The disruption illustrated Azerbaijan’s vulnerability to oil prices shocks. Since then, Baku has adopted some measures to strengthen the financial sector and fiscal framework. The central bank has conducted a limited clean-up of the banking sector, although levels of transparency and reporting remain poor. A new fiscal rule adopted in 2018 put a tougher ceiling on spending oil revenues to reduce the country’s reliance on oil.

But the government has not heeded all the lessons of 2015. 

In contrast to Russia, Azerbaijan has been reluctant to move to a flexible exchange-rate regime, which would have helped dampen the impact of future oil-price fluctuations. In September 2019, the IMF argued that firmer oil prices and high foreign-currency reserves offered an opportune moment for the country to move to exchange-rate flexibility – as Baku had been promising to do since 2017.  The IMF noted that the de facto dollar peg “risked fueling the same macro-financial vulnerabilities that led to the recent [2014-2015] crisis.”  

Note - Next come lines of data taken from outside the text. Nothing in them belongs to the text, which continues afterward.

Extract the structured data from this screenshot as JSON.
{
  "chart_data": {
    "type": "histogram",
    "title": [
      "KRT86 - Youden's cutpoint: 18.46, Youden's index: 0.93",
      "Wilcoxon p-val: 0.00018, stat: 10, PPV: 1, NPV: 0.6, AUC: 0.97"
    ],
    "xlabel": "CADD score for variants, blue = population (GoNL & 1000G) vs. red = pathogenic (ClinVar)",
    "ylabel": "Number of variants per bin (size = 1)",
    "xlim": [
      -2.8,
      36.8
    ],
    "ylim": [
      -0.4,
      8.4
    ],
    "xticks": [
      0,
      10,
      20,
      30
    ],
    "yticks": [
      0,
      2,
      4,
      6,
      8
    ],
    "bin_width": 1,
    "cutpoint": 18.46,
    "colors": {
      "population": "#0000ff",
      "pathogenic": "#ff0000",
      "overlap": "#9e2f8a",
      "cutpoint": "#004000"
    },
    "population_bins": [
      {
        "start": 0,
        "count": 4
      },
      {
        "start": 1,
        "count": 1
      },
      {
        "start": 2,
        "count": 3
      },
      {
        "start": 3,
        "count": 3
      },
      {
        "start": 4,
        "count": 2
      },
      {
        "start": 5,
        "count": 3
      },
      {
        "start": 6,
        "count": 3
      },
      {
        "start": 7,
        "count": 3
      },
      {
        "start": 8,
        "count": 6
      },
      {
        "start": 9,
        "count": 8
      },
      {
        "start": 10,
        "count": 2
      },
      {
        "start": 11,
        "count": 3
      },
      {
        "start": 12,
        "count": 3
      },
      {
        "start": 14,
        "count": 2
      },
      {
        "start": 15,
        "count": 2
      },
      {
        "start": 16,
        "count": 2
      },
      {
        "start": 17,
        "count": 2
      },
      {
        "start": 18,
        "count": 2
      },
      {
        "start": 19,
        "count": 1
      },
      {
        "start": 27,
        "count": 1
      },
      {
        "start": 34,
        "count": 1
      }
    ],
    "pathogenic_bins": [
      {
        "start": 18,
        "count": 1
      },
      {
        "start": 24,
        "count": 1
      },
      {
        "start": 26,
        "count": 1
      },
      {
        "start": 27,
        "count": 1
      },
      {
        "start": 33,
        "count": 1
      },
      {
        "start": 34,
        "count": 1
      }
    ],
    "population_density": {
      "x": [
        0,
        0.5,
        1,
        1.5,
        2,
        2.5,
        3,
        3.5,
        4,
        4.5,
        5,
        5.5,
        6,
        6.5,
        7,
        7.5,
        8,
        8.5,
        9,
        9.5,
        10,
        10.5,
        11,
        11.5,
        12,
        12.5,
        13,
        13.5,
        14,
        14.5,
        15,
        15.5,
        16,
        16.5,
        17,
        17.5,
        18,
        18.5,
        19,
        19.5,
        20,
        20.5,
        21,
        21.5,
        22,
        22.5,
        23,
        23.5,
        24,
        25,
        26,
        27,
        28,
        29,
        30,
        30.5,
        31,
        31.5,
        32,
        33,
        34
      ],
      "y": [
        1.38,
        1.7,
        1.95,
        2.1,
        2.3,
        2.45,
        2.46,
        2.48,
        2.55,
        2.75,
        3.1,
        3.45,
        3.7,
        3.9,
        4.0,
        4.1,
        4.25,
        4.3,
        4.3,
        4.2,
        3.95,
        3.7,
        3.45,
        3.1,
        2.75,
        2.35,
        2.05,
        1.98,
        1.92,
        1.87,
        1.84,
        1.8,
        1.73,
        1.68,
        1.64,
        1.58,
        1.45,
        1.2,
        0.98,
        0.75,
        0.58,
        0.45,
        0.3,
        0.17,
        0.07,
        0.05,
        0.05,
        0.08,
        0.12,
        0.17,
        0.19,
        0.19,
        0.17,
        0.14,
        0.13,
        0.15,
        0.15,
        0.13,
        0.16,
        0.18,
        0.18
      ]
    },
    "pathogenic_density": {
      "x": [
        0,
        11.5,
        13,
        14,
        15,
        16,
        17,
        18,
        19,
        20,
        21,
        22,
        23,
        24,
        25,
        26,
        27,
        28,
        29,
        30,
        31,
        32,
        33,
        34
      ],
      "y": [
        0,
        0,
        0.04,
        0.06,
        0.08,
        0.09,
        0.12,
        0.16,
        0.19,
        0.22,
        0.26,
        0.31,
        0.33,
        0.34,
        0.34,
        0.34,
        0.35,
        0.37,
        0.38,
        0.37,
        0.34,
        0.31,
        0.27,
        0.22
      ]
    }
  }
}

With the currency now under severe pressure, there are no good options for Azerbaijan’s central bank. Devaluation would compound the economic damage caused by the pandemic and could provoke popular unrest, but may prove unavoidable. Judging by the experience of 2014-15, there is risk that the authorities will end up on the worst of all paths: burning through a large amount of foreign exchange in a futile attempt to defend the peg, followed by a disruptive devaluation.

Alex Nice is a fellow at the Foreign Policy Research Institute’s Eurasia Program.